Escharotic treatment, together with an oral, anticarcinogenic HPV protocol and a vaginal-suppository protocol, is an alternative treatment, especially for those women of childbearing age who are concerned about the possibility of obstetrical complications associated with the use of LEEP. This combined treatment was first studied in 1991 by Hudson,14 who examined the combined use of escharotic treatment with botanical and nutritional oral supplementation and a vaginal suppository treatment for individuals with cervical carcinoma in situ. In Hudson’s study, 4 of the 7 women treated showed ongoing remission after 1 year.
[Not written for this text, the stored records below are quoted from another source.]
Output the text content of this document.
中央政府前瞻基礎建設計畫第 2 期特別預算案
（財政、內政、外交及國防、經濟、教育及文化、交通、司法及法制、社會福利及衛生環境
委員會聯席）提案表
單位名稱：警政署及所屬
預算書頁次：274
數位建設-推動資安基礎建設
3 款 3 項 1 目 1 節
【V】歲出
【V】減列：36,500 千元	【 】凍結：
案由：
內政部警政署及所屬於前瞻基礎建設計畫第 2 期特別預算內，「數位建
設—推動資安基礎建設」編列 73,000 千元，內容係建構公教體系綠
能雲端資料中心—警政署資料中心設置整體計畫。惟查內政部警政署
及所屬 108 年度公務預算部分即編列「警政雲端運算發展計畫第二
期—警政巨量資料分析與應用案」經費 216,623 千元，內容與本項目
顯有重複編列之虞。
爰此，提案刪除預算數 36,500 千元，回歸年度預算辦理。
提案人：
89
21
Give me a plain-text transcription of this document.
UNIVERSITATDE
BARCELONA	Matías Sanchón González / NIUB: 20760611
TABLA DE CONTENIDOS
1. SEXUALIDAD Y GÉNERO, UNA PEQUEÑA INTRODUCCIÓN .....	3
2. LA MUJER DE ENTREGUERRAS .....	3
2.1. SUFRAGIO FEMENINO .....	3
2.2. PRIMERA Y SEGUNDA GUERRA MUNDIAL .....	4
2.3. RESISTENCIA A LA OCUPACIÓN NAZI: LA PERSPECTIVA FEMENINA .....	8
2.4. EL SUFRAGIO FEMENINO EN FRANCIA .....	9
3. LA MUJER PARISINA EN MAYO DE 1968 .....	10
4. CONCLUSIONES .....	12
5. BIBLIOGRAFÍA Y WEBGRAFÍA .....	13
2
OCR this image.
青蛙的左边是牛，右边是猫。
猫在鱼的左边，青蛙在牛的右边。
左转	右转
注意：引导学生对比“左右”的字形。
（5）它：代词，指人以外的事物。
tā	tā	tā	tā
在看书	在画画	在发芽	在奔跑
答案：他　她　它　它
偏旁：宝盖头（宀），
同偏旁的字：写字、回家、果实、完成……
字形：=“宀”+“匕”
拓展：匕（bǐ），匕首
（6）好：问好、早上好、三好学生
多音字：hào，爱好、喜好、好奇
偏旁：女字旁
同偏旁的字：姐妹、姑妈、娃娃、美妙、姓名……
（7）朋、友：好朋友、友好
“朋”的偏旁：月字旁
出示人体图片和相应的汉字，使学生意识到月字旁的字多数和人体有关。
The largest study to date involved the use of an escharotic treatment combined with individualized treatment plans based on cytological and histological findings of cervical dysplasia.15 Out of the 43 women treated, 38 returned to normal findings, 3 had partial improvements, and 2 were unchanged from initial diagnosis at the 2-year follow-up. Escharotic treatment was also examined in a 2009 case study, in which a woman received treatment for CIN2/3, with long-term remission reported at the 5-year follow-up.16
Escharotic treatment involves the topical application of an herbal escharotic agent to the lesion, which causes a burn on physical contact, thus destroying neoplastic growth. The abnormal tissue is subsequently sloughed off, and the resultant scab is known as an eschar.16 Criticisms of escharotic treatments in medical literature originate from cases that were not under the care of licensed health care professionals with expertise in the areas of gynecology and alternative medicine, but rather these criticisms address cases in which individuals self-prescribed, independently purchased, and applied escharotic treatments available on the Internet. When performed by an appropriately trained medical provider, escharotic treatment accompanied by an oral anticarcinogenic protocol has been shown to have a positive outcome.14–16
This study was performed at the National College of Natural Medicine (NCNM) and the Helfgott Research Institute in Portland, OR. The purpose of the current case study was to explain the procedure and effect of an ablative escharotic treatment for a woman with severe dysplasia, CIN3. Escharotic treatment holds promise as an alternative for women of childbearing age who are concerned about the potential obstetrical complications associated with excisional therapies, especially with LEEP. That said, the obstetrical complications of escharotic treatment are unknown.